Em breve, haverá mais católicos do que evangélicos nos EUA
O motor do crescimento é uma fé vivida de forma renovada pelos jovens.

Interior da Catedral de Green Bay
Redação (24/03/2026 09:29, Gaudium Press) Enquanto muitos analistas falam em declínio da religião no Ocidente, um novo relatório revela uma realidade diferente nos Estados Unidos: a fé não está desaparecendo, mas se reconfigurando. Segundo Pablo Mariñoso, pesquisador do CEU-CEFAS, na Espanha, o país vive um verdadeiro renascimento religioso, marcado por um retorno às raízes tradicionais. “Mais além das modas culturais, as pessoas estão voltando a crer”, afirma o investigador.
De acordo com os dados analisados, o cristianismo continua sendo a crença majoritária, professada por cerca de 62% da população adulta americana. No entanto, a composição interna desse grupo está mudando de forma significativa.
Católicos em ascensão, evangélicos ainda na frente (por enquanto)
Dentro do cristianismo, os evangélicos representam atualmente 23% da população, enquanto os católicos já chegam perto dos 20% e seguem em crescimento constante. Mariñoso arrisca uma previsão ousada: “Em muito pouco tempo, vamos ver como nos Estados Unidos vai haver mais católicos que evangélicos”.
O relatório compara dados entre 2007 e 2023 e mostra uma clara tendência: as denominações que crescem são exatamente aquelas que mantêm uma identidade mais tradicional. Igrejas e grupos que preservam a liturgia, valorizam a formação doutrinal e oferecem uma mensagem clara e sem concessões ao espírito da época são os que se mantêm firmes e atraem novos fiéis.

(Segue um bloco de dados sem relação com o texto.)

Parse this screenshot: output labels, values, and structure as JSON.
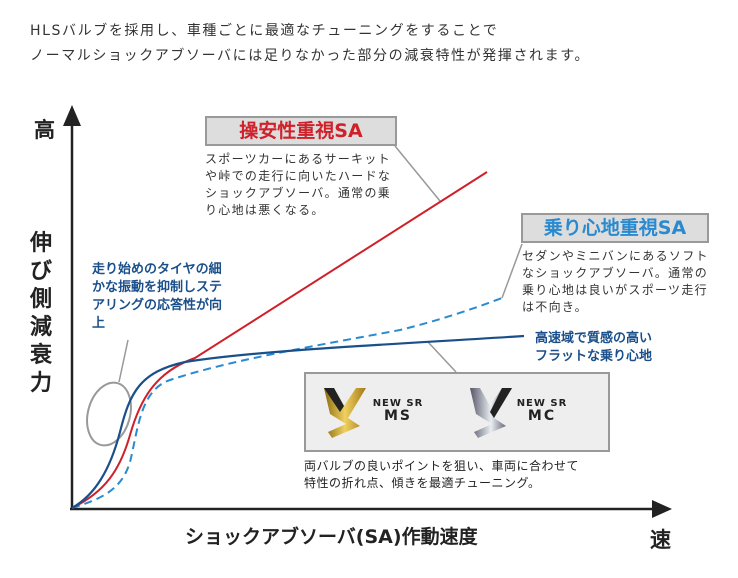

Já as denominações mais progressistas ou acomodadas aos “sinais dos tempos” registram queda. “As que são mais progressistas, as que são mais acomodatícias com os sinais dos tempos… estão caindo”, observa Mariñoso. Em contrapartida, “aquelas que mantêm uma identidade opcional clara, um apreço pela liturgia e pela formação se mantêm e crescem”. Para o pesquisador, esse renascimento tem um “nome”: tradição.
Os jovens são os protagonistas da mudança
Um dos aspectos mais marcantes do fenômeno é o papel dos jovens. Mariñoso destaca que, entre os jovens, já se consolidou a ideia de que eles não são o futuro da Igreja, mas sim o presente.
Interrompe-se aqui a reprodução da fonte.